Correcting for different numbers of each day of the week in each year, Wellington daily data for 2021 shows a 19% decline in Monday patronage compared to in 2019, with the Friday fall of 18% the second-largest decline.
In Auckland, Monday trips are down 37% from 2019 levels, with the 33.6% fall on both Friday and Saturday tied for the second-largest fall.
Having the largest fall in public transport be on a Monday makes sense – it’s a perfect day for a long weekend, as workers opt to work from home on a Monday and ease back into the week.
Slicing and dicing daily patronage data different ways shows a variety of trends around the other days of the week. But the one trend unchanged in every iteration of our analysis is that Monday patronage has seen the largest fall.
Greater spending focus on at-home consumption
It’s not just how we’re travelling, it’s what we’re spending on too that adds to the evidence of working from home.
Spending trends reveal New Zealanders are spending more on home-focused products than before, as they spend more time at home and want to ensure adequate comfort and resources are available.
Allocating spending categories to home, away, or mixed-focused use allows for comparison of spending trends. These allocations highlight that home-based spending rose after the Global Financial Crisis, peaking at 59% of card spending towards the end of 2012. This shift likely highlights households tightening their belts, with home-based spending reflecting a greater proportion of necessity spending (with away-based spending discretionary, like travel, accommodation, and eating out).
Although lockdowns forced home-based spending to spike, non-lockdown spending has still showing a greater focus on the home (see Chart 4).
Even more recent spending shows a higher level of home-based spending. For the first six months of 2021, home-based spending accounted for 57.4% of total card spending. But 2018 and 2019 half-year spend splits never made it above 55.5%.
Detailed data from StatsNZ shows that card spending is on the up, with a 7.1% increase in card spending for the 12 months to June 2021 compared to 2019 – an extra $4.2b. Most of this additional spend was due to grocery spending, which rose 11% to sit $2.2b higher. Home goods (furniture, electrical, and hardware) were the second strongest, rising 21% to add $1.5b from 2019 (see Chart 5).
Tourism-based spending suffers from the loss of international travellers. Yet the overall increase in spending, and the fact it has been focused primarily on home-based spending, underscores the shift toward spending more time at home.

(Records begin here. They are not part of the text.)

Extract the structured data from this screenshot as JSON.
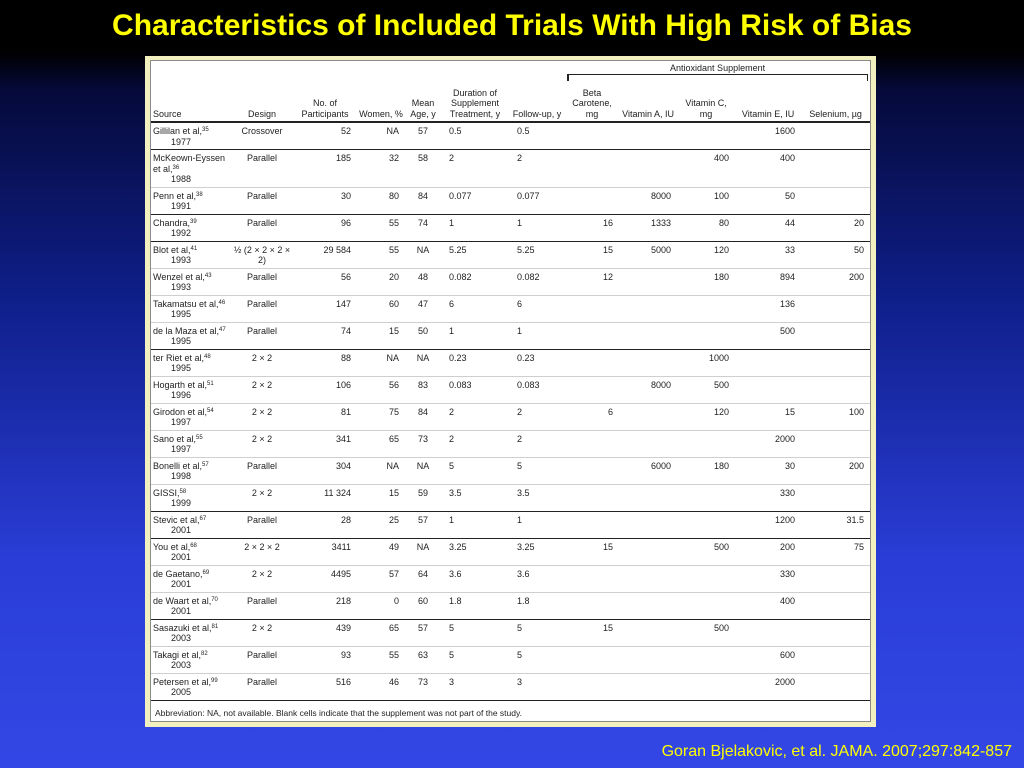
{
  "title": "Characteristics of Included Trials With High Risk of Bias",
  "citation": "Goran Bjelakovic, et al. JAMA. 2007;297:842-857",
  "group_header": "Antioxidant Supplement",
  "columns": [
    "Source",
    "Design",
    "No. of Participants",
    "Women, %",
    "Mean Age, y",
    "Duration of Supplement Treatment, y",
    "Follow-up, y",
    "Beta Carotene, mg",
    "Vitamin A, IU",
    "Vitamin C, mg",
    "Vitamin E, IU",
    "Selenium, µg"
  ],
  "rows": [
    {
      "src1": "Gillilan et al,",
      "ref": "35",
      "src2": "1977",
      "design": "Crossover",
      "n": "52",
      "women": "NA",
      "age": "57",
      "dur": "0.5",
      "fu": "0.5",
      "beta": "",
      "vita": "",
      "vitc": "",
      "vite": "1600",
      "sel": ""
    },
    {
      "src1": "McKeown-Eyssen et al,",
      "ref": "36",
      "src2": "1988",
      "design": "Parallel",
      "n": "185",
      "women": "32",
      "age": "58",
      "dur": "2",
      "fu": "2",
      "beta": "",
      "vita": "",
      "vitc": "400",
      "vite": "400",
      "sel": ""
    },
    {
      "src1": "Penn et al,",
      "ref": "38",
      "src2": "1991",
      "design": "Parallel",
      "n": "30",
      "women": "80",
      "age": "84",
      "dur": "0.077",
      "fu": "0.077",
      "beta": "",
      "vita": "8000",
      "vitc": "100",
      "vite": "50",
      "sel": ""
    },
    {
      "src1": "Chandra,",
      "ref": "39",
      "src2": "1992",
      "design": "Parallel",
      "n": "96",
      "women": "55",
      "age": "74",
      "dur": "1",
      "fu": "1",
      "beta": "16",
      "vita": "1333",
      "vitc": "80",
      "vite": "44",
      "sel": "20"
    },
    {
      "src1": "Blot et al,",
      "ref": "41",
      "src2": "1993",
      "design": "½ (2 × 2 × 2 × 2)",
      "n": "29 584",
      "women": "55",
      "age": "NA",
      "dur": "5.25",
      "fu": "5.25",
      "beta": "15",
      "vita": "5000",
      "vitc": "120",
      "vite": "33",
      "sel": "50"
    },
    {
      "src1": "Wenzel et al,",
      "ref": "43",
      "src2": "1993",
      "design": "Parallel",
      "n": "56",
      "women": "20",
      "age": "48",
      "dur": "0.082",
      "fu": "0.082",
      "beta": "12",
      "vita": "",
      "vitc": "180",
      "vite": "894",
      "sel": "200"
    },
    {
      "src1": "Takamatsu et al,",
      "ref": "46",
      "src2": "1995",
      "design": "Parallel",
      "n": "147",
      "women": "60",
      "age": "47",
      "dur": "6",
      "fu": "6",
      "beta": "",
      "vita": "",
      "vitc": "",
      "vite": "136",
      "sel": ""
    },
    {
      "src1": "de la Maza et al,",
      "ref": "47",
      "src2": "1995",
      "design": "Parallel",
      "n": "74",
      "women": "15",
      "age": "50",
      "dur": "1",
      "fu": "1",
      "beta": "",
      "vita": "",
      "vitc": "",
      "vite": "500",
      "sel": ""
    },
    {
      "src1": "ter Riet et al,",
      "ref": "48",
      "src2": "1995",
      "design": "2 × 2",
      "n": "88",
      "women": "NA",
      "age": "NA",
      "dur": "0.23",
      "fu": "0.23",
      "beta": "",
      "vita": "",
      "vitc": "1000",
      "vite": "",
      "sel": ""
    },
    {
      "src1": "Hogarth et al,",
      "ref": "51",
      "src2": "1996",
      "design": "2 × 2",
      "n": "106",
      "women": "56",
      "age": "83",
      "dur": "0.083",
      "fu": "0.083",
      "beta": "",
      "vita": "8000",
      "vitc": "500",
      "vite": "",
      "sel": ""
    },
    {
      "src1": "Girodon et al,",
      "ref": "54",
      "src2": "1997",
      "design": "2 × 2",
      "n": "81",
      "women": "75",
      "age": "84",
      "dur": "2",
      "fu": "2",
      "beta": "6",
      "vita": "",
      "vitc": "120",
      "vite": "15",
      "sel": "100"
    },
    {
      "src1": "Sano et al,",
      "ref": "55",
      "src2": "1997",
      "design": "2 × 2",
      "n": "341",
      "women": "65",
      "age": "73",
      "dur": "2",
      "fu": "2",
      "beta": "",
      "vita": "",
      "vitc": "",
      "vite": "2000",
      "sel": ""
    },
    {
      "src1": "Bonelli et al,",
      "ref": "57",
      "src2": "1998",
      "design": "Parallel",
      "n": "304",
      "women": "NA",
      "age": "NA",
      "dur": "5",
      "fu": "5",
      "beta": "",
      "vita": "6000",
      "vitc": "180",
      "vite": "30",
      "sel": "200"
    },
    {
      "src1": "GISSI,",
      "ref": "58",
      "src2": "1999",
      "design": "2 × 2",
      "n": "11 324",
      "women": "15",
      "age": "59",
      "dur": "3.5",
      "fu": "3.5",
      "beta": "",
      "vita": "",
      "vitc": "",
      "vite": "330",
      "sel": ""
    },
    {
      "src1": "Stevic et al,",
      "ref": "67",
      "src2": "2001",
      "design": "Parallel",
      "n": "28",
      "women": "25",
      "age": "57",
      "dur": "1",
      "fu": "1",
      "beta": "",
      "vita": "",
      "vitc": "",
      "vite": "1200",
      "sel": "31.5"
    },
    {
      "src1": "You et al,",
      "ref": "68",
      "src2": "2001",
      "design": "2 × 2 × 2",
      "n": "3411",
      "women": "49",
      "age": "NA",
      "dur": "3.25",
      "fu": "3.25",
      "beta": "15",
      "vita": "",
      "vitc": "500",
      "vite": "200",
      "sel": "75"
    },
    {
      "src1": "de Gaetano,",
      "ref": "69",
      "src2": "2001",
      "design": "2 × 2",
      "n": "4495",
      "women": "57",
      "age": "64",
      "dur": "3.6",
      "fu": "3.6",
      "beta": "",
      "vita": "",
      "vitc": "",
      "vite": "330",
      "sel": ""
    },
    {
      "src1": "de Waart et al,",
      "ref": "70",
      "src2": "2001",
      "design": "Parallel",
      "n": "218",
      "women": "0",
      "age": "60",
      "dur": "1.8",
      "fu": "1.8",
      "beta": "",
      "vita": "",
      "vitc": "",
      "vite": "400",
      "sel": ""
    },
    {
      "src1": "Sasazuki et al,",
      "ref": "81",
      "src2": "2003",
      "design": "2 × 2",
      "n": "439",
      "women": "65",
      "age": "57",
      "dur": "5",
      "fu": "5",
      "beta": "15",
      "vita": "",
      "vitc": "500",
      "vite": "",
      "sel": ""
    },
    {
      "src1": "Takagi et al,",
      "ref": "82",
      "src2": "2003",
      "design": "Parallel",
      "n": "93",
      "women": "55",
      "age": "63",
      "dur": "5",
      "fu": "5",
      "beta": "",
      "vita": "",
      "vitc": "",
      "vite": "600",
      "sel": ""
    },
    {
      "src1": "Petersen et al,",
      "ref": "99",
      "src2": "2005",
      "design": "Parallel",
      "n": "516",
      "women": "46",
      "age": "73",
      "dur": "3",
      "fu": "3",
      "beta": "",
      "vita": "",
      "vitc": "",
      "vite": "2000",
      "sel": ""
    }
  ],
  "abbreviation": "Abbreviation: NA, not available. Blank cells indicate that the supplement was not part of the study."
}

Working from home will change strategies, and the economy
The increase in working from home is a key trend that will impact regional economic strategies, population trends, local labour markets, and the general economy. Urban areas will need to redefine and invigorate the inner-city experience to attract people back for more than just a meeting. Regional areas will be able to attract more people into their areas with the lure of lifestyle and better affordability and will see spending boosts as people stay around (and spend around) their homes. The labour market more broadly can be more flexible, with access now to a wider range of talent than before as proximity and physical location becomes less important.
People will be more willing to move, with the knowledge that they could work from further away from their traditional employment home base. And the focus on service activity in the economy will rise, fuelling more work on weightless service exports, and increasing interest in some industries.
Working from home appears to be a trend that is here to stay, and understanding, embracing, and navigating the shift will be important to ensure businesses, decision makers, and local areas can address the opportunities and challenges that these changes bring.